Non-resident businesses or individuals can become liable for UAE corporate tax in certain situations. This includes:

  • Earning income from UAE sources – for example, renting out property in the UAE, offering consultancy services to UAE clients, or earning other locally generated income.
  • Having a Permanent Establishment (PE) in the UAE – such as an office, branch, or other fixed place where business activities are carried out.
  • Maintaining a strong business connection (nexus) – like owning property in the UAE or regularly doing business here.

If these conditions apply, corporate tax will be charged on taxable profits. The standard rate is 9% for profits above AED 375,000, while profits below this threshold are taxed at 0%.

 

Exemptions and Special Cases

Not every non-resident in the UAE has to pay corporate tax. You may be exempt if:

  • You don’t earn any income from UAE sources.
  • Your UAE income is already covered by UAE withholding tax.
  • Your earnings come from specific foreign branch operations that qualify for relief.

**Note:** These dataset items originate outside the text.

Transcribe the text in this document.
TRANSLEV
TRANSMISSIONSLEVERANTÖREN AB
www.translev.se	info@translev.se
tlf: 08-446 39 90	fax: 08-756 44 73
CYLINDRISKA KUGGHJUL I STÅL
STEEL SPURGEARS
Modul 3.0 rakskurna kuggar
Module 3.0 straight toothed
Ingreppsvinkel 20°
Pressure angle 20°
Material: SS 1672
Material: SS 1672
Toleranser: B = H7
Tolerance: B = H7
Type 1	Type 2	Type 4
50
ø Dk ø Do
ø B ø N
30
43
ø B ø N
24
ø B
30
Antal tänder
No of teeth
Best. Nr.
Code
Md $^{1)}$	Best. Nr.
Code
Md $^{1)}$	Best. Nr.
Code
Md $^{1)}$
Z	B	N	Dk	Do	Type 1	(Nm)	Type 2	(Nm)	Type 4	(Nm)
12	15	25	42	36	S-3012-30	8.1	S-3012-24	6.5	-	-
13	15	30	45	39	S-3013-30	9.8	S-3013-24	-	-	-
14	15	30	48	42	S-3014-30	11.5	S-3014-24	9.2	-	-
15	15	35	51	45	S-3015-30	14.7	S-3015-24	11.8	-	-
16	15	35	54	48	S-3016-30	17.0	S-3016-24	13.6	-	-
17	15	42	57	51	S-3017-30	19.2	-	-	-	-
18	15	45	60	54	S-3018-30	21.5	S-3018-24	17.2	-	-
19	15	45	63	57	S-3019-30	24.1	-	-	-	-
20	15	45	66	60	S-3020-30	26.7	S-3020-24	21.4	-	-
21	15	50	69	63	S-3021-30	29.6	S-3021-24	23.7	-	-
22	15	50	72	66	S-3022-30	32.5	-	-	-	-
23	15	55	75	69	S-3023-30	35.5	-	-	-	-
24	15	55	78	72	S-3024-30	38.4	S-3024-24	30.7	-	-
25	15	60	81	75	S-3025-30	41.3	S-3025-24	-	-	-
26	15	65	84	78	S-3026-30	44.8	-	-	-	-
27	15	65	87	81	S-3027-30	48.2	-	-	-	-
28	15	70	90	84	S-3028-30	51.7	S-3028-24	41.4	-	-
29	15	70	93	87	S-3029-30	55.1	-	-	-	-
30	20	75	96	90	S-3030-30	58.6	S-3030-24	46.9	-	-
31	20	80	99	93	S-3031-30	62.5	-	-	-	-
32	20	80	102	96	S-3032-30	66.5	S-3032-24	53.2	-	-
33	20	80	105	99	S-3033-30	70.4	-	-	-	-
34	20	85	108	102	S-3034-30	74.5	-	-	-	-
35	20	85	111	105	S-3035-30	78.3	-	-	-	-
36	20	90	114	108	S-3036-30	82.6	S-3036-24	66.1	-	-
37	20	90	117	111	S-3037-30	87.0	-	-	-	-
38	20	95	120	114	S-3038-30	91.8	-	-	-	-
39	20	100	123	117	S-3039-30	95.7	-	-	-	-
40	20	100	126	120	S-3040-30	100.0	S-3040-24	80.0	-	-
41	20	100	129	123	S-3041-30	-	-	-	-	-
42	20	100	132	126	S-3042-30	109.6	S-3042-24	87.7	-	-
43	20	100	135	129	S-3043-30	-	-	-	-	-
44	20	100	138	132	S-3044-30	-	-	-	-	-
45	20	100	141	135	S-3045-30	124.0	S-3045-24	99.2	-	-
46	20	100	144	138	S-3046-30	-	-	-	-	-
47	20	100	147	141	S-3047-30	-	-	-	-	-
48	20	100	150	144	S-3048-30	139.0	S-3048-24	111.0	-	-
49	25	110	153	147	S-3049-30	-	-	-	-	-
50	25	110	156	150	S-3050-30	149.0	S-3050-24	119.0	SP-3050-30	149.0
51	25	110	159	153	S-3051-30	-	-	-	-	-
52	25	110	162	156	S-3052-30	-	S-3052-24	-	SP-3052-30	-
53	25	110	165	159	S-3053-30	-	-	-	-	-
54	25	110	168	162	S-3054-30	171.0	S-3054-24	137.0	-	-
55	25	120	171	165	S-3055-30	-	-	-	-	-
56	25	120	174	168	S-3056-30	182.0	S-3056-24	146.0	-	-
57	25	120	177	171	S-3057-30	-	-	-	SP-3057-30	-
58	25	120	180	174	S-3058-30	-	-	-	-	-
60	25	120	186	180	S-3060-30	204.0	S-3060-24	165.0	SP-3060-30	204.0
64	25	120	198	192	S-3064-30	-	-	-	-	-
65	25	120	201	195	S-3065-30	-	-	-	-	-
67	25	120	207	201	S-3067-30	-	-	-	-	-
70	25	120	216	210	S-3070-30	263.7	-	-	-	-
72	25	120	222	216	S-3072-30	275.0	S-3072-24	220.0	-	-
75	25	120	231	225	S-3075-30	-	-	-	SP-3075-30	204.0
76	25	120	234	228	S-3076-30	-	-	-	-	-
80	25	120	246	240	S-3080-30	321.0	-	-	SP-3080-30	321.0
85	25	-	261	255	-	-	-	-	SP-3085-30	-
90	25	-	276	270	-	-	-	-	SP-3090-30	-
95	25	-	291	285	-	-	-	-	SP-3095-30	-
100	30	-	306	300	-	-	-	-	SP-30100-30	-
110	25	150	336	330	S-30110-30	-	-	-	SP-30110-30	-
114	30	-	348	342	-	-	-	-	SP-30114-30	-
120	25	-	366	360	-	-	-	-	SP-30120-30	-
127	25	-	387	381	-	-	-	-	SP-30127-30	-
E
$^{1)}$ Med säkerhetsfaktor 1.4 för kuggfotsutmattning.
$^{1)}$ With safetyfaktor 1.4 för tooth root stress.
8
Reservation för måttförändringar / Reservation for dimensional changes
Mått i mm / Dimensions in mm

The UAE has also signed many Double Taxation Agreements (DTAs) with other countries. These agreements are designed to prevent you from being taxed twice on the same income. Depending on the terms of the treaty between the UAE and your home country, your corporate tax liability may be reduced or even removed completely.

Compliance Requirements for Non-Residents

If you are a non-resident earning income or carrying out business activities in the UAE, you still have certain tax responsibilities under the new UAE Corporate Tax Law. These include:

  • Registering for corporate tax with the Federal Tax Authority (FTA).
  • Keeping accurate financial records for all UAE-related transactions.
  • Filing corporate tax returns when required.

It’s very important to correctly identify your tax status especially to check whether you have a “nexus” (connection) or Permanent Establishment (PE) in the UAE. Even if you only operate occasionally in the country, you may still need to pay corporate tax if your activities meet the FTA’s criteria. Failing to comply can lead to penalties, legal issues, and reputational damage, so understanding these rules early is essential.

Conclusion

Understanding corporate tax rules for non-residents in the UAE is essential to avoid penalties and ensure compliance. Whether your UAE link is through real estate, services, or other income, knowing when a nexus applies helps you plan ahead. Partnering with experts like Reyson Badger ensures accurate classification, timely registration, and stress-free compliance so you can focus on your global business while staying fully aligned with FTA regulations.